SNFists have provided a higher quality of care to residents compared to other physicians, according to the JAMDA study, referencing another published study in 2019 connecting the SNFist to clinical quality scores.

Two of six nursing home quality measures were improved as a result of higher physician presence, and advanced practitioner specialization according to the 2019 study.

Specifically, researchers say a 5% drop in short-stay patients on antipsychotics and 6% less patients with indwelling catheters, or catheters that are left in the body.

The SNFist role will evolve as its definition and responsibilities become more concrete, added Jung. Currently, the SNFist is defined by volume of services; Jung expects that to expand to volume of care and include competency measures.

SNFists understand the uniqueness of the nursing home setting, coupled with knowledge of state and federal regulations and training in geriatrics, she added.

“Despite the fact that the term SNFist implies only nursing home care, the definition may be expanded to include care provided to our broader population. For example, individuals receiving care in assisted living,” said Jung.

SNFist motivations and operator relationships

While DiRezze believes this sense of advocacy for the nursing home physician is not necessarily a trend in the industry, he is seeing a change in satellite organizations that provide such positions to the nursing home. Medical directorship companies have taken a stance toward quality and market disruption via advocacy.

Surprisingly, there has also been a financial upside to the SNFist role as well, with reimbursement favoring the post-acute care setting specifically in early pandemic years.

A lot of SNFists were borne from that opportunity, DiRezze said, with physicians moving outside of the hospital setting to start delivering care in the nursing home.

“We saw a plethora of sub-specialties that were trying to get into post-acute care because volume was down in inpatient, volume was down in their offices.
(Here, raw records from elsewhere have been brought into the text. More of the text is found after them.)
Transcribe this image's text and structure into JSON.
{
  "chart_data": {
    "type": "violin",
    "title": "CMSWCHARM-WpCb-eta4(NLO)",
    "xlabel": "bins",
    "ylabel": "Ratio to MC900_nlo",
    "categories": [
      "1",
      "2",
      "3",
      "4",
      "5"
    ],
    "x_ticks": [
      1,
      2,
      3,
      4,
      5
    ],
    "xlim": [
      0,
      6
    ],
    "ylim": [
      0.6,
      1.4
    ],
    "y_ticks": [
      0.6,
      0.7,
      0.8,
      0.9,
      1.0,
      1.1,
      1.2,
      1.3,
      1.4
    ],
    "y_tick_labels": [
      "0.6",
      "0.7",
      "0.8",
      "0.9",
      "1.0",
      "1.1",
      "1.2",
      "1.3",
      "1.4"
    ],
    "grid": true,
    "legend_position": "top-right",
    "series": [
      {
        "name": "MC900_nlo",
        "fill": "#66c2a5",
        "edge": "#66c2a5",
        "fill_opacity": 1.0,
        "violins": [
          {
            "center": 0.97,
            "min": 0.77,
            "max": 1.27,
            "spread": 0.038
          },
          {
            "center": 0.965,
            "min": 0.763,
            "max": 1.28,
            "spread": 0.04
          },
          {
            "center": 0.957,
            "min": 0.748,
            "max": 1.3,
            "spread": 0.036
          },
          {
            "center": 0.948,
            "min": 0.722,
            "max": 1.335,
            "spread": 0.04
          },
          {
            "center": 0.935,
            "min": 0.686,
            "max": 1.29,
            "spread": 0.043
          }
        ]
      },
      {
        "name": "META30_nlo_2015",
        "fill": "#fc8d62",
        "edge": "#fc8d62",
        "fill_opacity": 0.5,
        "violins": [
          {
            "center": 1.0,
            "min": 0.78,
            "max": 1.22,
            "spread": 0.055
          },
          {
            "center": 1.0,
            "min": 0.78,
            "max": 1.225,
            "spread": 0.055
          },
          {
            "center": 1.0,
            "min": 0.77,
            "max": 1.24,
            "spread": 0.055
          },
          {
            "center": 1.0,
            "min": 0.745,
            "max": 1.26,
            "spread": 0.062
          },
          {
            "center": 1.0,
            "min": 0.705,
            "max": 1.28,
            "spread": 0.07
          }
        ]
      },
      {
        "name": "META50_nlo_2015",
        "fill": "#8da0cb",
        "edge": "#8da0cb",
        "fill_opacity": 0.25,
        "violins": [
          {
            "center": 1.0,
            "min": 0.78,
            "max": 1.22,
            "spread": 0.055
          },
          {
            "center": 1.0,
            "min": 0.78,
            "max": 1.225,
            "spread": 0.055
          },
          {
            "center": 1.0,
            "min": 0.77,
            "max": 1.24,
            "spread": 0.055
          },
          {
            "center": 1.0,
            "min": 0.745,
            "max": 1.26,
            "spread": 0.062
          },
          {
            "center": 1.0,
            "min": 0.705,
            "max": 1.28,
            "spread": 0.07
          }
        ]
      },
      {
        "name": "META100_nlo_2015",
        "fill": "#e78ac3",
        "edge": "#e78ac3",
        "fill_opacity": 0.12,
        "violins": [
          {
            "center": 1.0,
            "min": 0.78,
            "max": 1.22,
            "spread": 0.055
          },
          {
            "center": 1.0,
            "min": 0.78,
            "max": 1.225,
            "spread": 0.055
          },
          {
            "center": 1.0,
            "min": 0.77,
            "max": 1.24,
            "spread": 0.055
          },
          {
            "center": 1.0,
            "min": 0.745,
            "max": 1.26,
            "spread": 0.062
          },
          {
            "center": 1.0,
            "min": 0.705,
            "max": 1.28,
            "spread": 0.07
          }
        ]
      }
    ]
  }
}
As soon as the pandemic started weaning off, all of a sudden these groups disappeared,” added DiRezze.

Surgery specialists turned wound care providers are a good example, he said, as surgical subspecialties popped up in the post-acute care space.

Once the opportunity passed, more opportunistic physicians went back to their regular office practice, or back to the hospital, he said.

DiRezze believes operators are tired of being “passed around,” as traditional medical management companies seek to grow and eventually sell or merge with a larger entity.

He sees it as a misalignment of goals between an owner-operator and medical group, with the former seeking to build their legacy with a long-term medical group partner.

“All these facilities are really seeking is the ability to depend on a reliable physician and reliable physician service that is going to take care of them, regardless of what the staffing situation is, regardless of what the environment is, regardless of what the reimbursement is,” said DiRezze.

Operators want SNFists that take care of the residents and help facilitate quality care, while making sure administrative and regulatory support is given as well, he said.